Now an unknown enemy had killed him: not in fair fight, not in the open, on the field of honour, but--as her father said--in a tavern, in the dark, surreptitiously, treacherously; and donna Lenora in an agony of passionate resentment had at last broken the silence which had almost frightened her father and had suddenly called out with fierce intensity: "Satan! Satan! Assassin!" Her father had given her an account of the horrible incident, which was nothing but a tissue of falsehoods from beginning to end, and Lenora had listened and believed. How could she doubt her own father? She hardly knew him--and he was all she had in the world on whom to pour out the wealth of her affection and of her faith.
II
Truth to tell, de Vargas had received the news of don Ramon's death with unbounded satisfaction.
Lenora had obeyed him and had been this night publicly affianced to Mark van Rycke; but between her consent to the marriage and her willingness to become Alva's tool as a spy among her husband's people there was the immeasurable abyss of a woman's temperament and a woman's natural pity for the oppressed.
But the outrage to-night--the murder of the man whom she still loved despite paternal prohibitions--was bound to react on the girl's warm and passionate nature--and react in the manner which her father desired. He trusted to his own powers of lying, to place the case before his daughter in its most lurid light. He had at once spoken of "spies" and "assassins" and his words had been well chosen. Within a few moments after he had told Lenora the news, he felt that he could play like a skilled musician upon every string of her overwrought sensibilities. Her heart had already been very sore at being forced to part from her first lover; now that the parting had suddenly become irrevocable in this horrible way, all the pent up passion, fierce resentment and wrath which she had felt against her future husband and his people could by clever manipulation be easily merged into an equally fierce desire for revenge.

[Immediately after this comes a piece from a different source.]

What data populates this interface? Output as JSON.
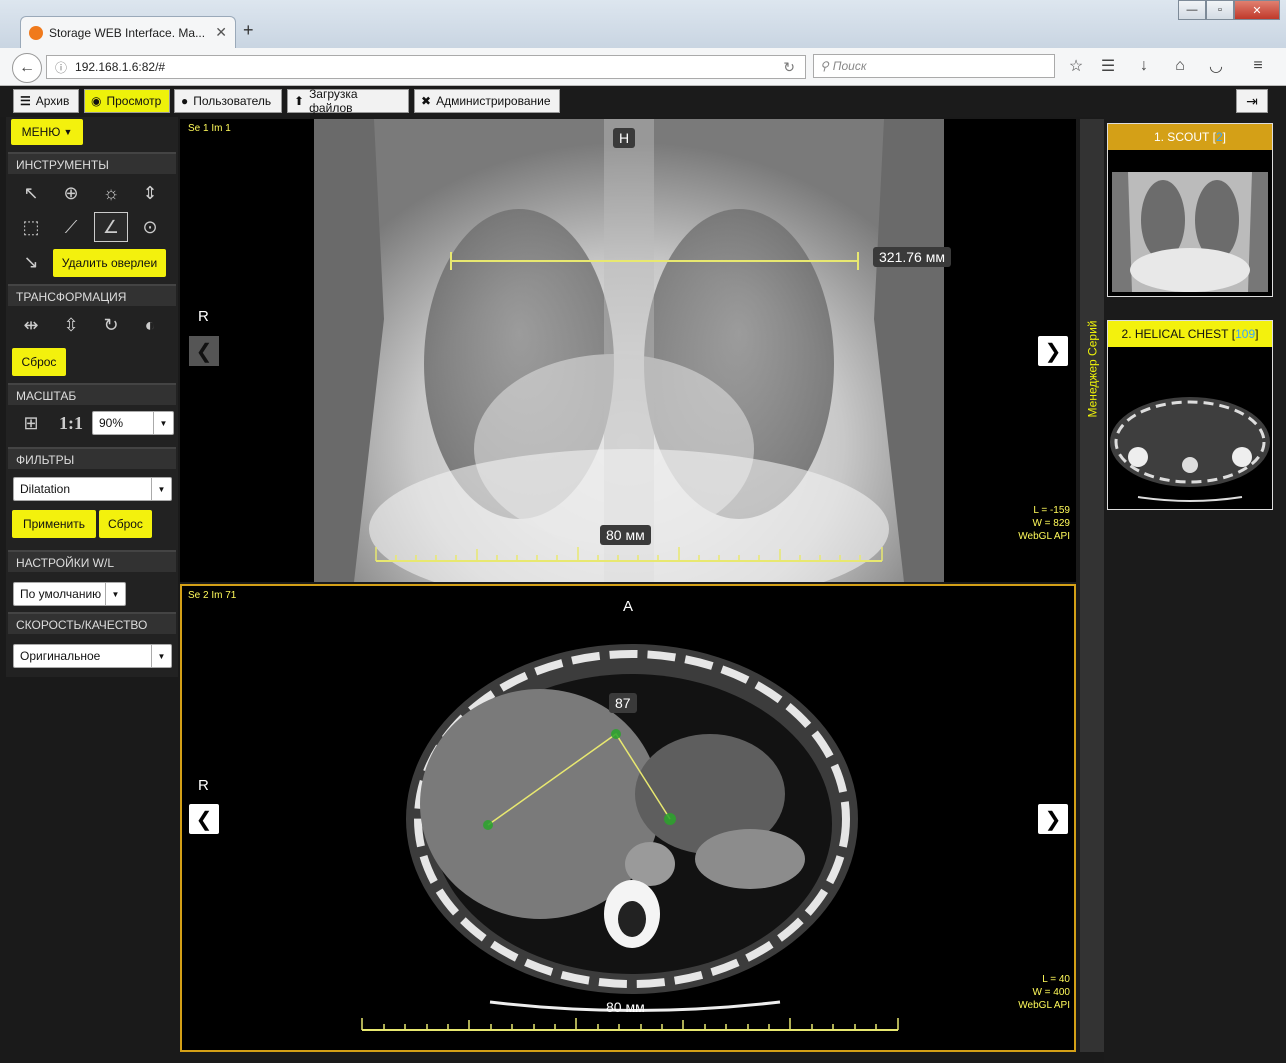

It was a cruel game to play with a young girl who by blood and race was made to feel every emotion with super-acuteness: but de Vargas was not the man who would ever allow pity or chivalry to interfere with his schemes: he saw in his daughter's mental suffering, in the shattering of her nerves and the horror which had well-nigh paralysed her, nothing but a guarantee of success for that comprehensive project which had the death of the Prince of Orange for its ultimate aim.
"It is strange," murmured the girl after awhile, "that when Ramon talked with me in the Town House last night, he said that these Netherlanders had a habit of striking at an enemy in the dark."
"A presentiment, no doubt," rejoined de Vargas with well-feigned gentleness. "Now, my child, you begin to understand--do you not?--why it is that we Spaniards hate these treacherous Netherlanders. They are vile and corrupt to the heart, every single man, woman or child of them. They fear us and have not the pluck to fight us in the open. Orange and his contemptible little army have sought shelter in Holland--they dare not face the valour and enthusiasm of our troops. But mark you, what Orange hath done! He hath sown the entire country with a crop of spies! They are here, there, everywhere--not very cunning and certainly not brave--their orders are to strike in the dark when and how they can. They waylay our Spanish officers in the ill-lighted, and intricate streets of their abominable cities, they dog their footsteps until they meet them in some lowly tavern or a tenebrous archway: then out comes their dagger, swift and sure, and they strike in the gloom--and a gallant Spanish officer's blood stains the cobblestones of one of their towns. It was don Ramon to-day--it will be Julian Romero perhaps to-morrow--or don Juan de Vargas--who knows? or mayhap the duke of Alva one day. Orange and his crowd are out on a campaign of assassination--an army of assassins has been let loose--and their captain-general wears a mask of leather and our soldiery have dubbed him 'Leatherface'!"